Wednesday 6 January 2016

Where there is love, there is hope.

So I'm struggling to find how to write at the moment. There is a huge gap in our lives. The way I saw January panning out was trips between hospitals. I would have chemo and I would have Ally. Hospital 1, drugs in my arm. Hospital 2, drugs in my heart. You see Ally was a drug to me. She was motivation, positivity, love and so much more. Now she is gone I'm on a huge come down. I would say withdrawal but that would suggest that I'll be ok at the end.
What I can say with regards to hope is that there is some. I have two beautiful little boys and one large one to look after. I think if I lean right down, tilt my head and squint I can see the light at the end of the tunnel but wow it's hard to see.

My friend Lizzie can tell you a lot more. I've mentioned her before and she is the first person I thought of when it all started to get dark. She is the reason I started this blog and also the reason why I won't stop.

Please read.

Lizzie.
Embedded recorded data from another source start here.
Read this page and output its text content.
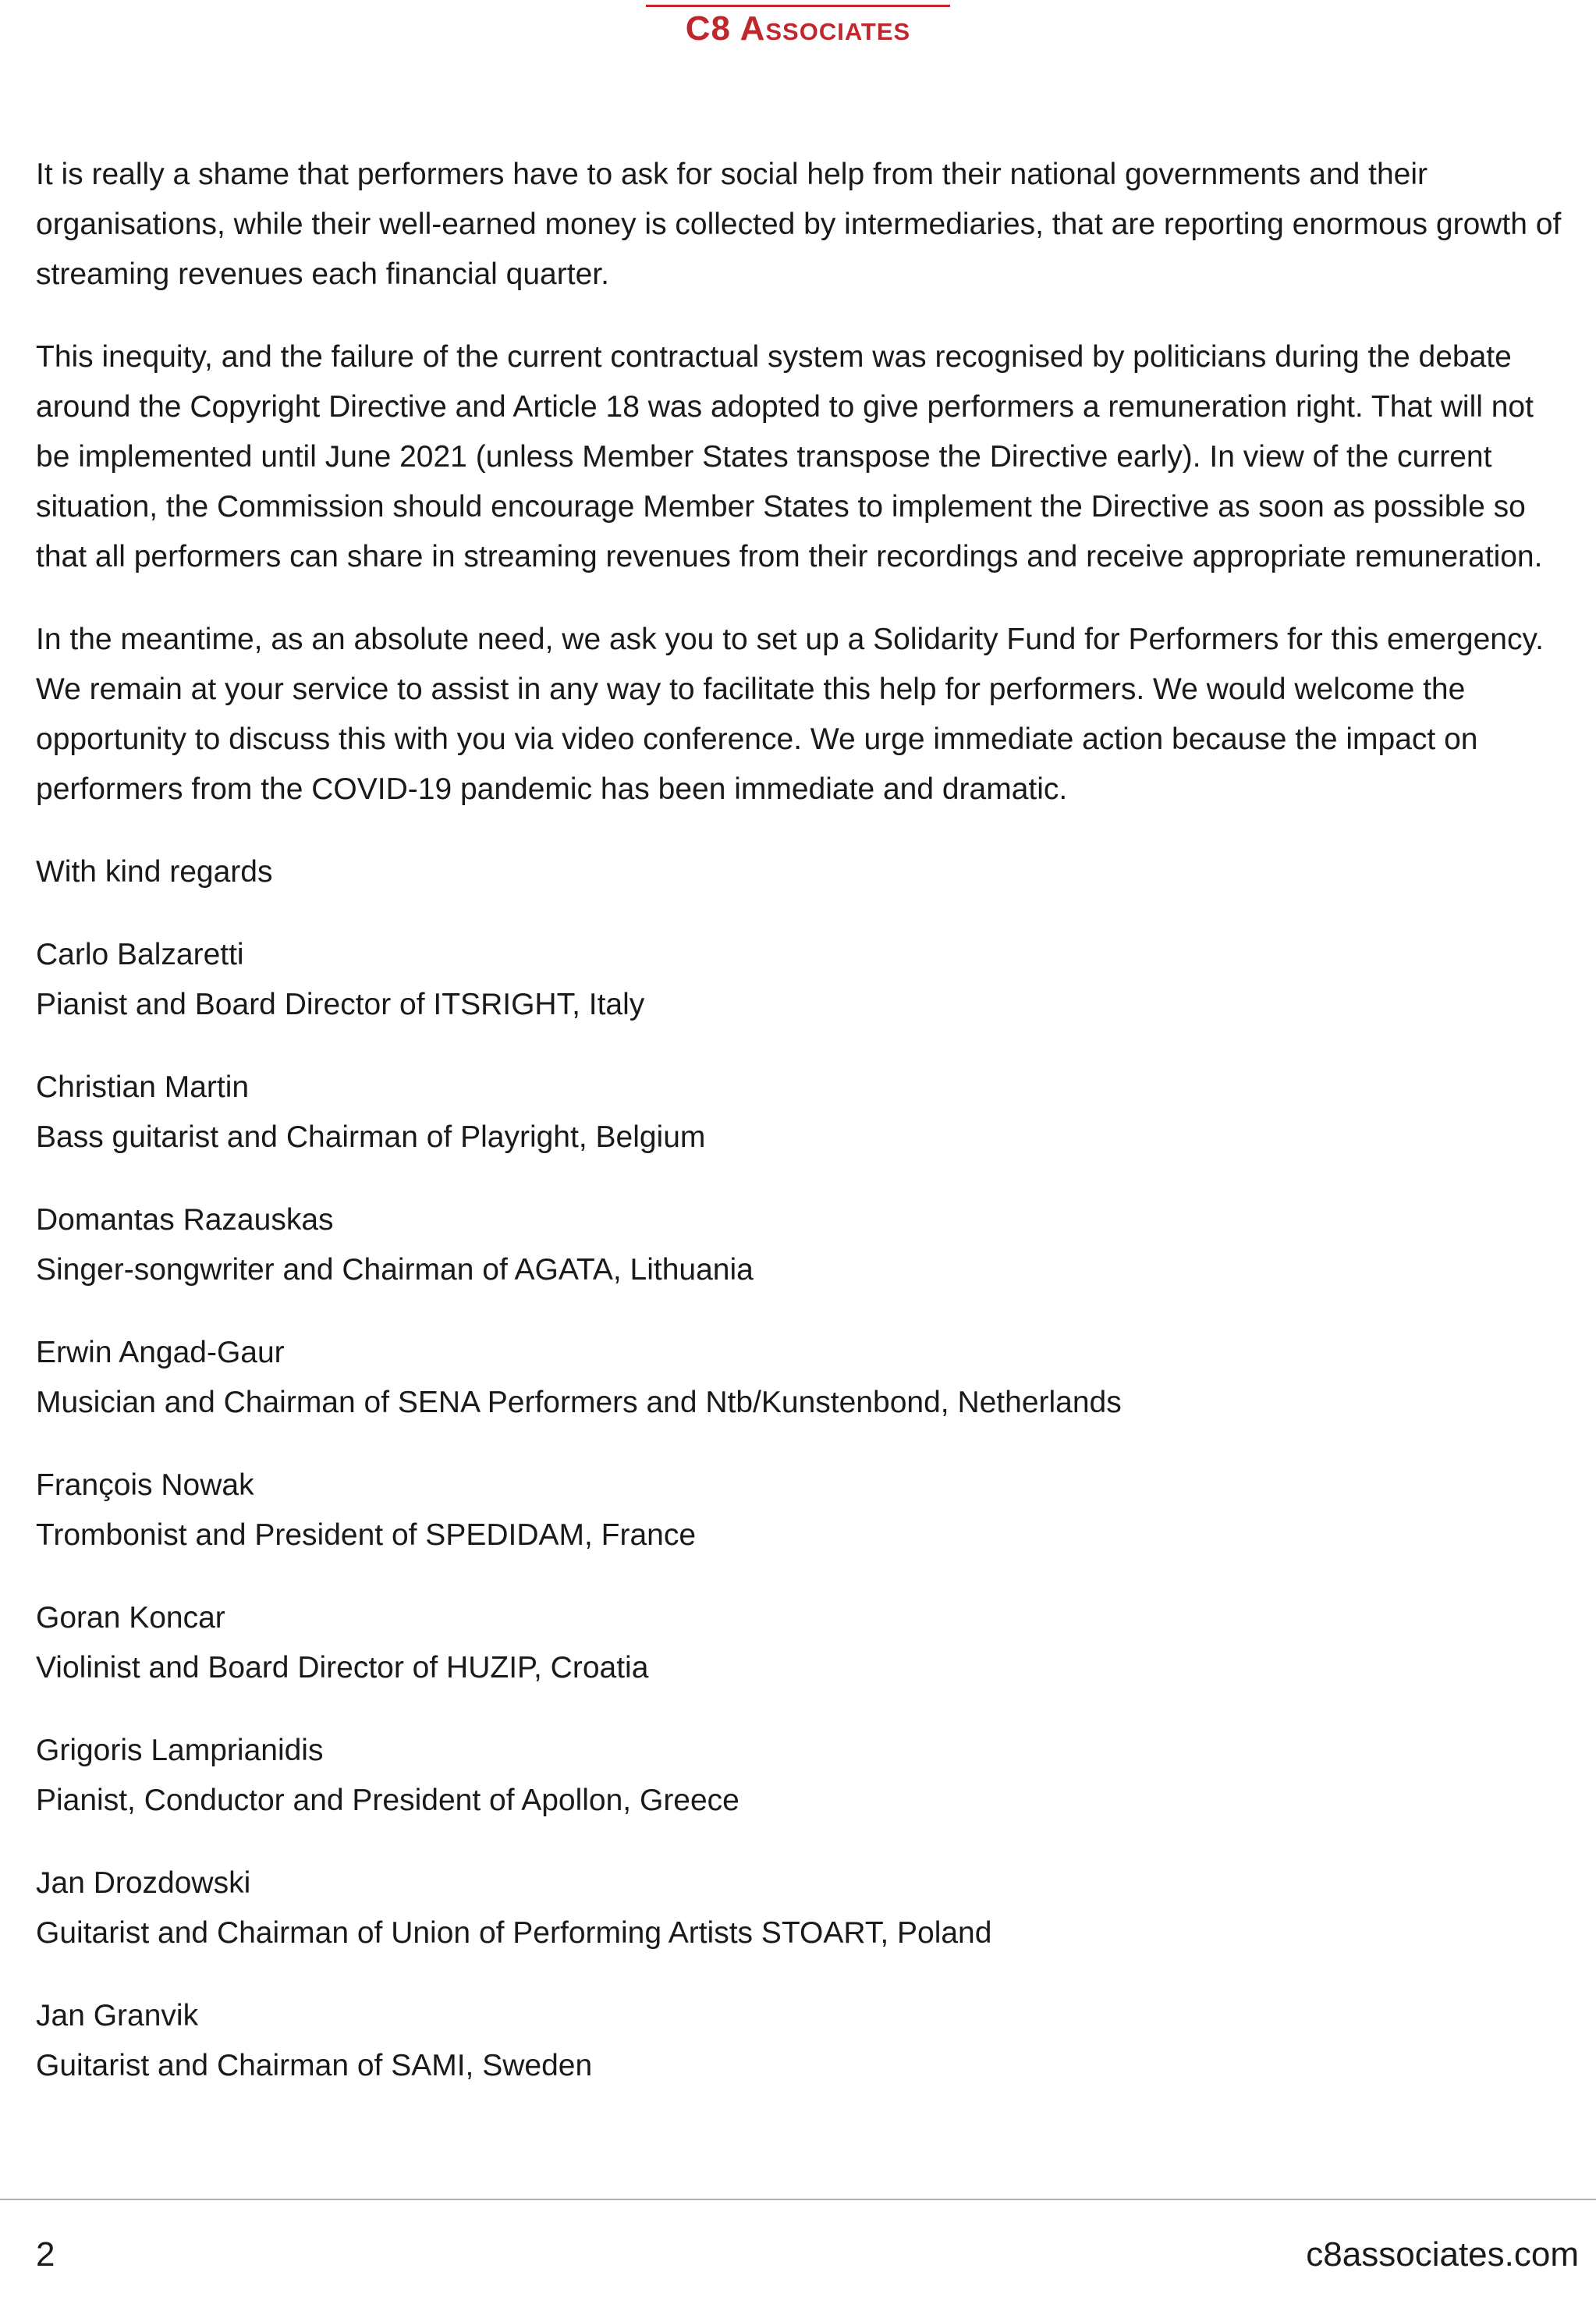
C8 Associates

It is really a shame that performers have to ask for social help from their national governments and their organisations, while their well-earned money is collected by intermediaries, that are reporting enormous growth of streaming revenues each financial quarter.

This inequity, and the failure of the current contractual system was recognised by politicians during the debate around the Copyright Directive and Article 18 was adopted to give performers a remuneration right. That will not be implemented until June 2021 (unless Member States transpose the Directive early). In view of the current situation, the Commission should encourage Member States to implement the Directive as soon as possible so that all performers can share in streaming revenues from their recordings and receive appropriate remuneration.

In the meantime, as an absolute need, we ask you to set up a Solidarity Fund for Performers for this emergency. We remain at your service to assist in any way to facilitate this help for performers. We would welcome the opportunity to discuss this with you via video conference. We urge immediate action because the impact on performers from the COVID-19 pandemic has been immediate and dramatic.

With kind regards

Carlo Balzaretti
Pianist and Board Director of ITSRIGHT, Italy
Christian Martin
Bass guitarist and Chairman of Playright, Belgium
Domantas Razauskas
Singer-songwriter and Chairman of AGATA, Lithuania
Erwin Angad-Gaur
Musician and Chairman of SENA Performers and Ntb/Kunstenbond, Netherlands
François Nowak
Trombonist and President of SPEDIDAM, France
Goran Koncar
Violinist and Board Director of HUZIP, Croatia
Grigoris Lamprianidis
Pianist, Conductor and President of Apollon, Greece
Jan Drozdowski
Guitarist and Chairman of Union of Performing Artists STOART, Poland
Jan Granvik
Guitarist and Chairman of SAMI, Sweden
2	c8associates.com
Thank you xxxx

http://www.thesunwillcomeup.blogspot.co.uk/

8 comments:

LLM Calling said...

My prayers are continuing to surround you Heidi and your family and especially with Ally as she watches over you all from heaven. I know words are never enough but there all we have xx

LLM Calling said...

My prayers are continuing to surround you Heidi and your family and especially with Ally as she watches over you all from heaven. I know words are never enough but there all we have xx

Kate said...

So sorry for your loss and all you have had to go through. Sending all the positive thoughts and prayers to you and yours.

Unknown said...

I've been reading your blogs and my heart is heavy for your loss but its also praying and giving hope to you and your family. I wish you all the best. Your a strong and courageous lady. Xx

hilsbury said...

Heidi, you and your family are in my thoughts every day. Love Hils xxx

Bernadette said...

One step at a time girl, one step at a time! When you are finding it hard just remember your stalkers are right behind you, pushing your back with full force to make sure you take that step forward and the next and the next. We are pushing you up that hill and will continue to push until you reach the top, until you are ok with life and feel you can walk on your own again. Ok all together now, pushhhhhh!!!!

Syster Magi said...

You are in my thoughts! Be strong and win!
Hugs and a lot of love!

Kamilla Picon said...

Olá, espero que não te incomode uma mensagem em português! Acabei de ler sua história em um site popular do meu país, realmente me senti sensibilizada com sua história, principalmente com sua coragem em postergar o tratamento, fiquei impressionada pois agora mesmo me sentia mal com os problemas do meu país, que ultimamente se multiplicam e sinto que impactam o meu progresso e dos demais brasileiros como: Políticos, impostos, corrupção, burocracia, crise econômica, e alguns problemas pequenos pessoais. Enfim realmente você é corajosa e teve muita força até agora e tanta fé que me faz sentir obrigação de acreditar mais na vida. Obrigada por ser esse exemplo incrível!!

Eu realmente não sirvo para dar conselhos e acho que pela pouca experiência que eu tenho de vida, que eu talvez não tenha algum valioso para você, somente recomendo manter a sua coragem e otimismo, mesmo que durante o dia você tenha momentos de tristeza que são perfeitamente normais, olhe o lado bom de tudo, sempre, e sempre tem...

Tem um livro que eu gosto muito e recomendo, não sou religiosa, nem pense que se trata de um livro de assombração, talvez você já tenha ouvido falar em: O livro dos Espíritos de Allan Kardec. ÓTIMA LEITURA para a vida.
Mais uma vez muito obrigada! Melhorou meu dia! E muitos outros também, seus filhos são fofos demais...

Boa sorte em seu tratamento já conta com muitas energias positivas para seu tratamento e acredite nelas são reais quando você quer... Estou na torcida.